Unfortunately, patient compliance with conventional colonoscopy screening and fecal blood testing remains low; less than 10% of individuals over the age of 50 years undergo screening colonoscopy. Reasons for resistance to colonoscopy include the required use of sedation, the small risk of perforation of the large intestine, and the invasive nature of the test. In addition, a screening colonoscopy requires a significant time commitment. It is important for individuals to understand this commitment before scheduling a screening colonoscopy.
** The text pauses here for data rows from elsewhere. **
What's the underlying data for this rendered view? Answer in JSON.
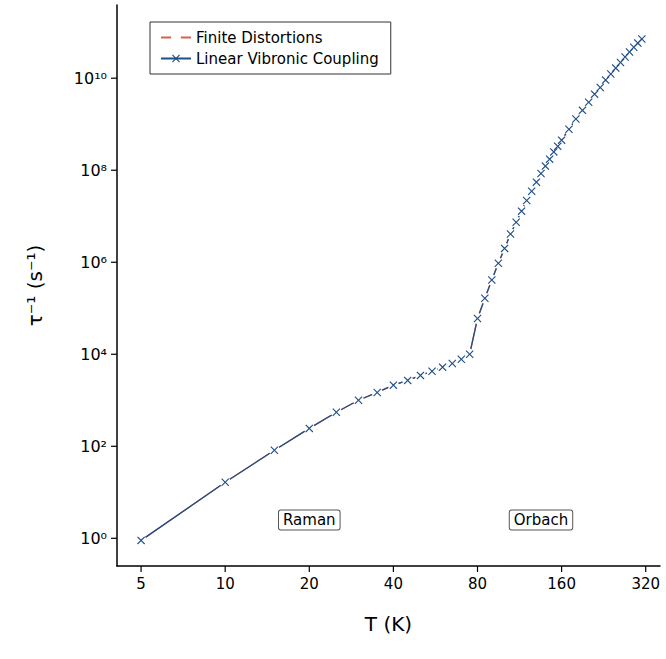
{
  "chart_data": {
    "type": "line",
    "x_label": "T (K)",
    "y_label": "τ⁻¹ (s⁻¹)",
    "log": true,
    "grid": false,
    "legend": "upper left",
    "xlim": [
      4.1,
      360
    ],
    "ylim": [
      0.25,
      390000000000.0
    ],
    "xticks": [
      5,
      10,
      20,
      40,
      80,
      160,
      320
    ],
    "yticks": [
      {
        "value": 1,
        "label": "10⁰"
      },
      {
        "value": 100,
        "label": "10²"
      },
      {
        "value": 10000,
        "label": "10⁴"
      },
      {
        "value": 1000000,
        "label": "10⁶"
      },
      {
        "value": 100000000,
        "label": "10⁸"
      },
      {
        "value": 10000000000,
        "label": "10¹⁰"
      }
    ],
    "x": [
      5,
      10,
      15,
      20,
      25,
      30,
      35,
      40,
      45,
      50,
      55,
      60,
      65,
      70,
      75,
      80,
      85,
      90,
      95,
      100,
      105,
      110,
      115,
      120,
      125,
      130,
      135,
      140,
      145,
      150,
      155,
      160,
      170,
      180,
      190,
      200,
      210,
      220,
      230,
      240,
      250,
      260,
      270,
      280,
      290,
      300,
      310
    ],
    "series": [
      {
        "name": "Finite Distortions",
        "color": "#d6604d",
        "marker": "circle",
        "line_style": "solid",
        "values": [
          0.9,
          16.5,
          82,
          245,
          550,
          1000,
          1480,
          2130,
          2700,
          3470,
          4270,
          5250,
          6300,
          7800,
          10000,
          60000,
          165000,
          410000,
          950000,
          2000000,
          4100000,
          7400000,
          12900000,
          22000000,
          35000000,
          55000000,
          85000000,
          123000000,
          174000000,
          250000000,
          330000000,
          450000000,
          780000000,
          1300000000,
          2000000000,
          3000000000,
          4500000000,
          6300000000,
          9100000000,
          12300000000,
          16600000000,
          22000000000,
          29000000000,
          37000000000,
          47000000000,
          58000000000,
          71000000000
        ]
      },
      {
        "name": "Linear Vibronic Coupling",
        "color": "#1f4e89",
        "marker": "x",
        "line_style": "solid",
        "values": [
          0.9,
          16.5,
          82,
          245,
          550,
          1000,
          1480,
          2130,
          2700,
          3470,
          4270,
          5250,
          6300,
          7800,
          10000,
          60000,
          165000,
          410000,
          950000,
          2000000,
          4100000,
          7400000,
          12900000,
          22000000,
          35000000,
          55000000,
          85000000,
          123000000,
          174000000,
          250000000,
          330000000,
          450000000,
          780000000,
          1300000000,
          2000000000,
          3000000000,
          4500000000,
          6300000000,
          9100000000,
          12300000000,
          16600000000,
          22000000000,
          29000000000,
          37000000000,
          47000000000,
          58000000000,
          71000000000
        ]
      }
    ],
    "annotations": [
      {
        "text": "Raman",
        "x": 20,
        "y": 2.5
      },
      {
        "text": "Orbach",
        "x": 135,
        "y": 2.5
      }
    ]
  }
}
Researchers from the University of North Carolina recently conducted a study to determine the time requirements for performing screening colonoscopy. The following observations were made in 110 individuals undergoing screening colonoscopy:

  • GI cleansing preparation time: 16.5 hours
  • Travel time: 1.1 hours
  • Waiting time: 1.4 hours
  • Time for sedation: 12 minutes
  • Time for colonoscopy: 20 minutes
  • Onsite recovery time: 47 minutes
  • Time in endoscopy center: 2.8 hours
  • Time from completion of endoscopy until return to normal activities: 17.7 hours
  • Time from completion of endoscopy until feeling completely normal: 19.9 hours

The authors stated that time requirements were affected by history of depression, type of person accompanying the patient, income, and employment status. Individuals who are to undergo a colonoscopy may wish keep these time commitments in mind when scheduling their procedure.

References:

  1. Zauber AG, Winawer SJ, O’Brien MJ et al. Colonoscopic polypectomy and long-term prevention of colorectal-cancer deaths. New England Journal of Medicine. 2012;366:687-9.
  2. Imperiale T, Glowinski E, Lin-Cooper C, et al. Five-year risk of colorectal neoplasia after negative screening colonoscopy. New EnglandJournal of Medicine. 2008;359:1218-1224.
  3. Cooper GS. Underuse of Colonoscopy for Polyp Surveillance in Medicare Beneficiaries. Presented at the 2012 Digestive Disease Week Annual Meeting; May 19-22, 2012; San Diego. Abstract #Tu1178.
  4. Pickhardt P, Nugent P, Mysliwiec P, and et al. Location of adenomas missed by optical colonoscopy. Annals of Internal Medicine. 2004; 141: 352-359.
  5. Lee, S., Chung, I., Kim, S., et al. An adequate level of training for technical competence in screening and diagnostic colonoscopy: a prospective multicenter evaluation of the learning curve. Gastrointestinal Endoscopy. 2008; 67(4) 683-689.
  6. Warren JL, Kld single institution. Archives of Surgery. 143:701-707. 2008.
  7. Risks Associated With Anesthesia Services During Colonoscopy; Karen J. Wernli, Alison T. Brenner,Carolyn M. Rutter ,John M. Inadomi.
  8. Warren JL, Klabunde CN, Mariotto AB et al. Adverse events after outpatient colonoscopy in the Medicare population. Annals of Internal Medicine. 2009;150:849-857.
  9. Lin OS, Kozarek RA, Schembre DB et al. Screening Colonoscopy in Very Elderly Patients: Prevelance of Neoplasia and Estimated Impact on Life Expectancy. JAMA. 2006;295:2357-2365.
  10. Jonas DE, Russell LB, Sandler RS, et al. Patient time requirements for screening colonoscopy*. American Journal of Gastroenterology* [early online publication]. June, 2007.